Cindy: When we first moved in together, I was very worried because Jan is a perfectionist. She’s very clean and everything has its place. I am just the opposite, and I thought, “we are definitely going to have problems!”

But, somehow, she’s very patient with me. If I’m a slob, that’s fine, as long as I do it in my own room.

In the beginning, I felt guilty because of her tendency to do a lot more of the chores than I do. Her answer to me was, “Rather than sit around all day, I might as well do the chores, including your half, so when you come home we can spend time together.”

There are weeks when she’s working sixteen, twenty hours a day. Those are the times when I kick in and get things done.

I try to let her know as often as I can that I really appreciate the chores she does. Verbalizing that helps a lot. It’s like saying, “I love you.” You’ve got to say it. Don’t just assume it.


Have you had relationships before?

Jan: We both did. At the time, I thought I was in love. Though, I didn’t think of it as a long-term relationship the way I think about it now, mainly because I feel very secure in my job and financially.

Cindy: I’ve been in other relationships that have been as long as this one, but I’ve never been as confident. There were always different problems, be it sex, drugs, rock ’n roll, whatever.

Jan and I see eye to eye on everything. We were both brought up very much the same. One W.A.S.P., one Catholic. Besides that, we’re basically the same.


Are you out to your parents?

Jan: Only my mother is alive and she does not know that I am gay. She thinks I’m investing in a piece of property with another woman, and that’s about it.

Cindy: I’ve been out to them since I was seventeen. They didn’t approve of it too much until Jan walked in. Then something snapped. They absolutely love her.

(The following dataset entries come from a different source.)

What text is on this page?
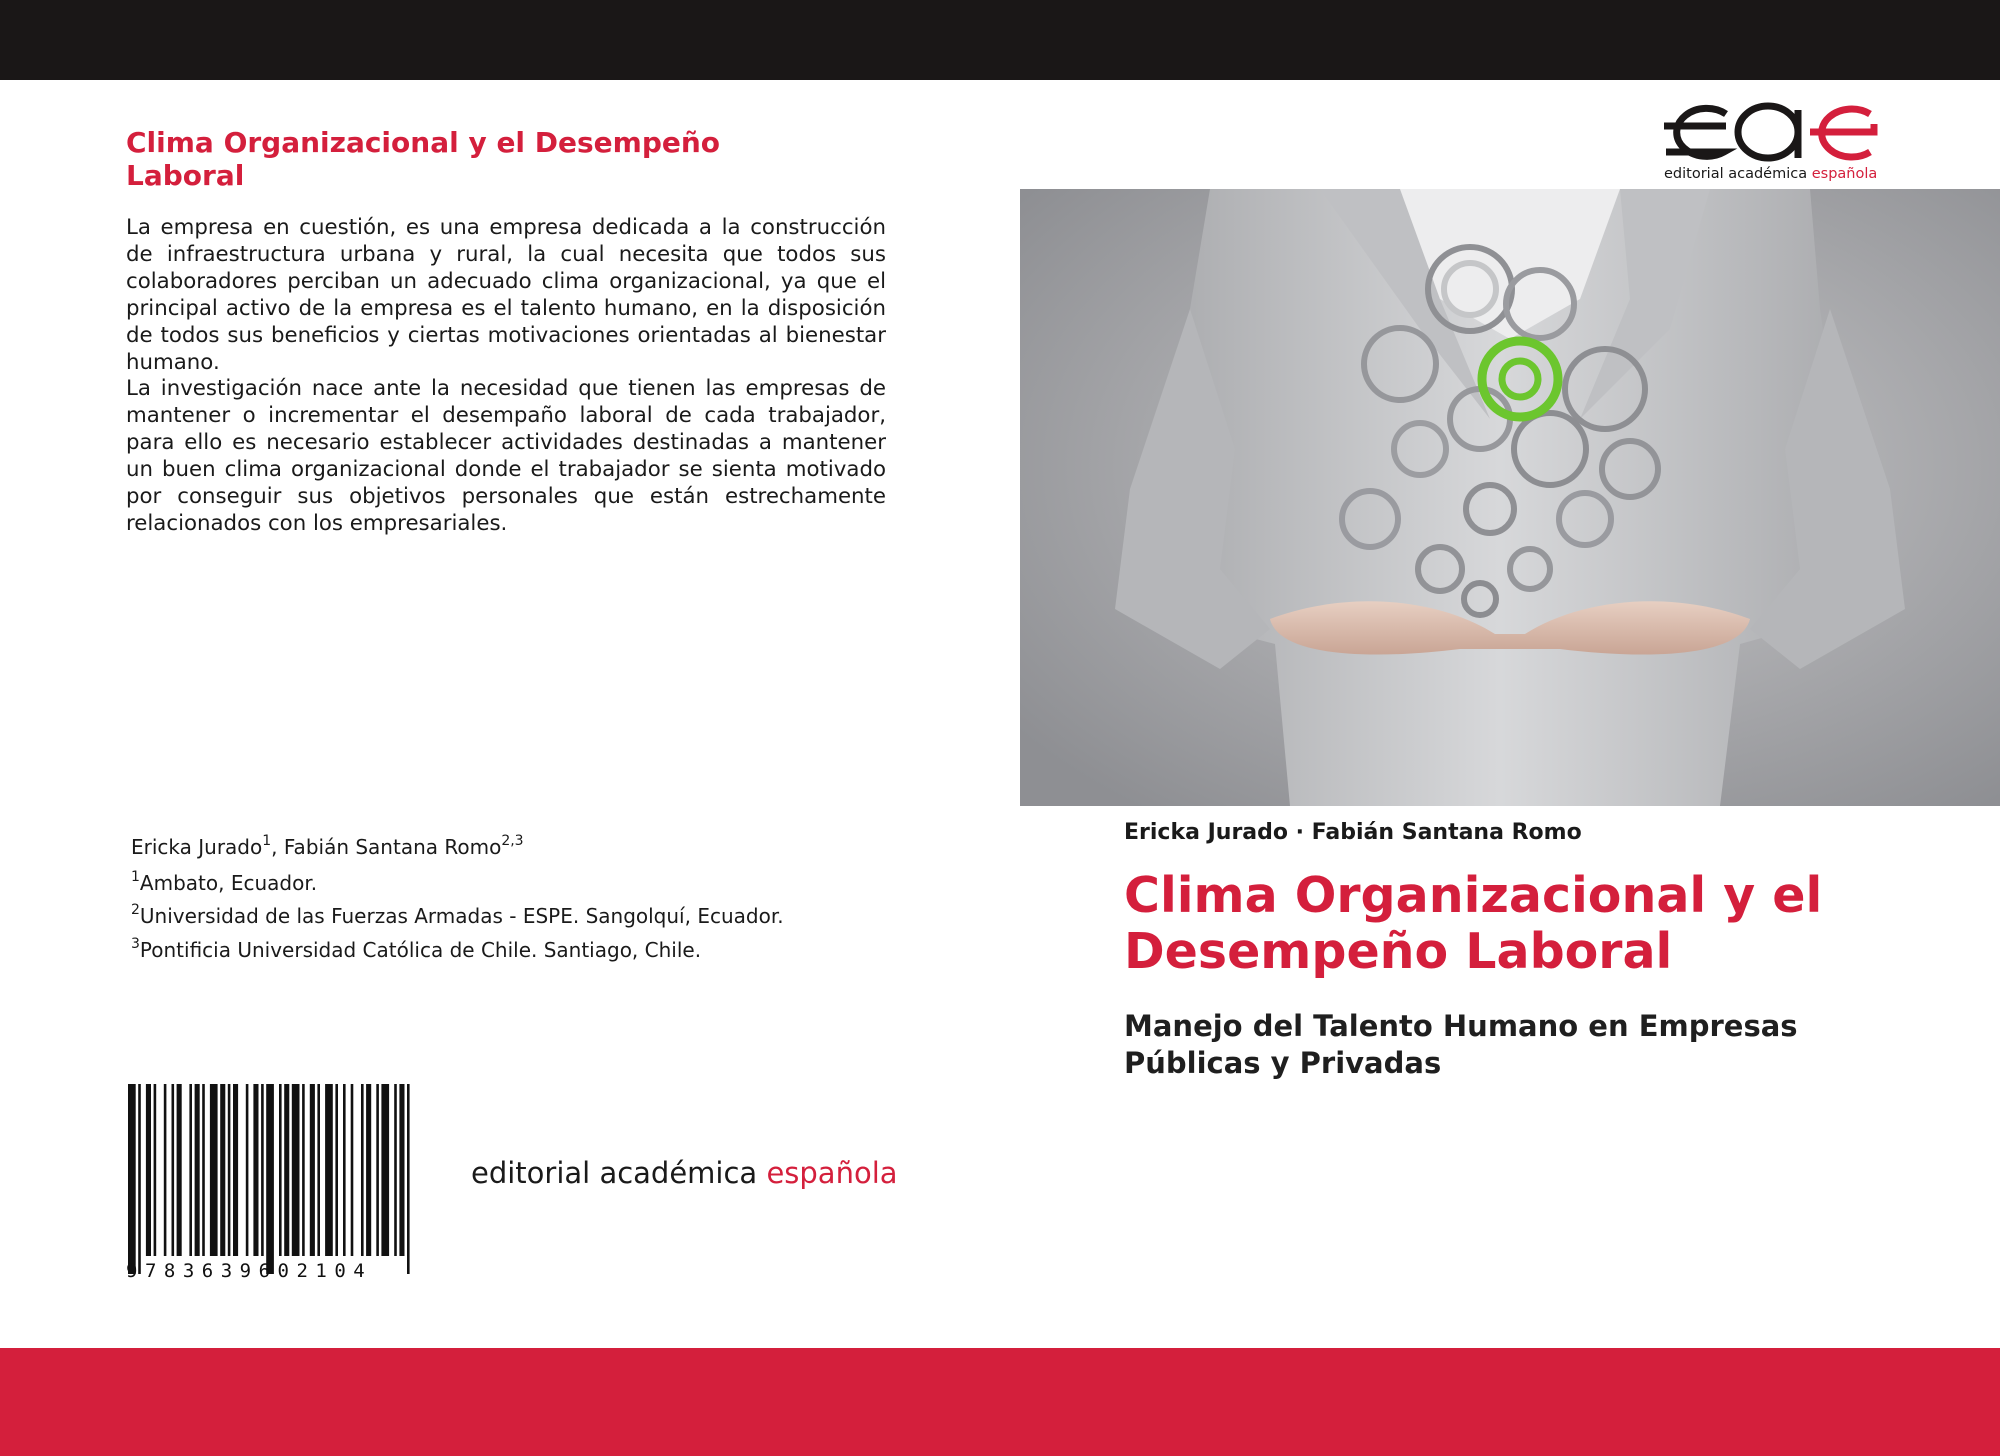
Clima Organizacional y el Desempeño Laboral

La empresa en cuestión, es una empresa dedicada a la construcción de infraestructura urbana y rural, la cual necesita que todos sus colaboradores perciban un adecuado clima organizacional, ya que el principal activo de la empresa es el talento humano, en la disposición de todos sus beneficios y ciertas motivaciones orientadas al bienestar humano.

La investigación nace ante la necesidad que tienen las empresas de mantener o incrementar el desempaño laboral de cada trabajador, para ello es necesario establecer actividades destinadas a mantener un buen clima organizacional donde el trabajador se sienta motivado por conseguir sus objetivos personales que están estrechamente relacionados con los empresariales.

Ericka Jurado$^1$, Fabián Santana Romo$^{2,3}$
$^1$Ambato, Ecuador.
$^2$Universidad de las Fuerzas Armadas - ESPE. Sangolquí, Ecuador.
$^3$Pontificia Universidad Católica de Chile. Santiago, Chile.
9783639602104
editorial académica española
editorial académica española
Ericka Jurado · Fabián Santana Romo
Clima Organizacional y el Desempeño Laboral
Manejo del Talento Humano en Empresas Públicas y Privadas
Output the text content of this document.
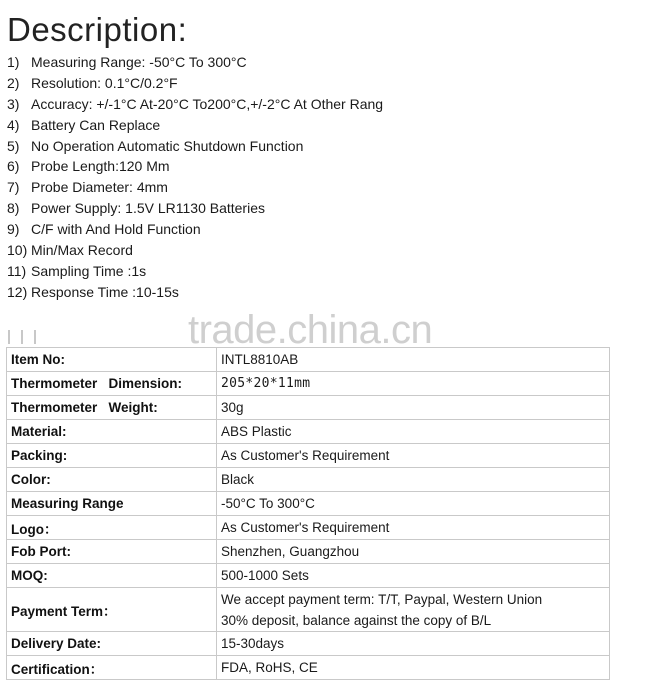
Description:
1) Measuring Range: -50°C To 300°C
2) Resolution: 0.1°C/0.2°F
3) Accuracy: +/-1°C At-20°C To200°C,+/-2°C At Other Rang
4) Battery Can Replace
5) No Operation Automatic Shutdown Function
6) Probe Length:120 Mm
7) Probe Diameter: 4mm
8) Power Supply: 1.5V LR1130 Batteries
9) C/F with And Hold Function
10) Min/Max Record
11) Sampling Time :1s
12) Response Time :10-15s
trade.china.cn
Item No:	INTL8810AB
Thermometer   Dimension:	205*20*11mm
Thermometer   Weight:	30g
Material:	ABS Plastic
Packing:	As Customer's Requirement
Color:	Black
Measuring Range	-50°C To 300°C
Logo：	As Customer's Requirement
Fob Port:	Shenzhen, Guangzhou
MOQ:	500-1000 Sets
Payment Term：	We accept payment term: T/T, Paypal, Western Union
30% deposit, balance against the copy of B/L

Delivery Date:	15-30days
Certification：	FDA, RoHS, CE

It’s working out real well.

Jan, how would you describe your relationship to Cindy’s parents?

Jan: They treat me as if I was their own daughter…

Cindy: …or better…

Jan: …as a very close family friend. So far as this house goes, they are very supportive. They’ve given us a whole lot of good advice and encouragement.


Aside from Cindy’s parents, was there support for buying your home together?

Jan: We only got 50 percent encouragement from our friends, most of whom are gay. Those who didn’t support us stated bluntly that all the couples they knew who had bought a home together split up because of it. At times, they make comments like, “Oh, it’s great to be single,” or, “I wouldn’t want to be a couple again.”

I think that kind of discouragement is rotten. It really hurts me.

Maybe it’s jealousy. They sound bitter, sour or hurt. It’s really discouraging to get very little support from people within our own community.


Did the negativity come from a specific gender?

Jan: Most of the negative comments were from women. Traditionally, women are not the type to swap partners — men have that reputation — so we were really surprised.


Who has given support?

Jan: Cindy’s parents are the big driving support behind us. One of my sisters knows about our relationship and gives me a lot of support. Also my mother, even though she doesn’t know the situation.


At what point did you decide yours was to be a long-term relationship?

Jan: It’s hard to describe how you get to the point where something clicks and you just know.

Cindy’s the type of person I can be in love with, I can be in like with, I can work with as a best friend, as a business partner, or as a lover.

We allow each other total freedom. We trust each other totally. That’s when I can make a long-term commitment.

Cindy: We are the best of friends and that’s the most important quality. That’s why we get along so well.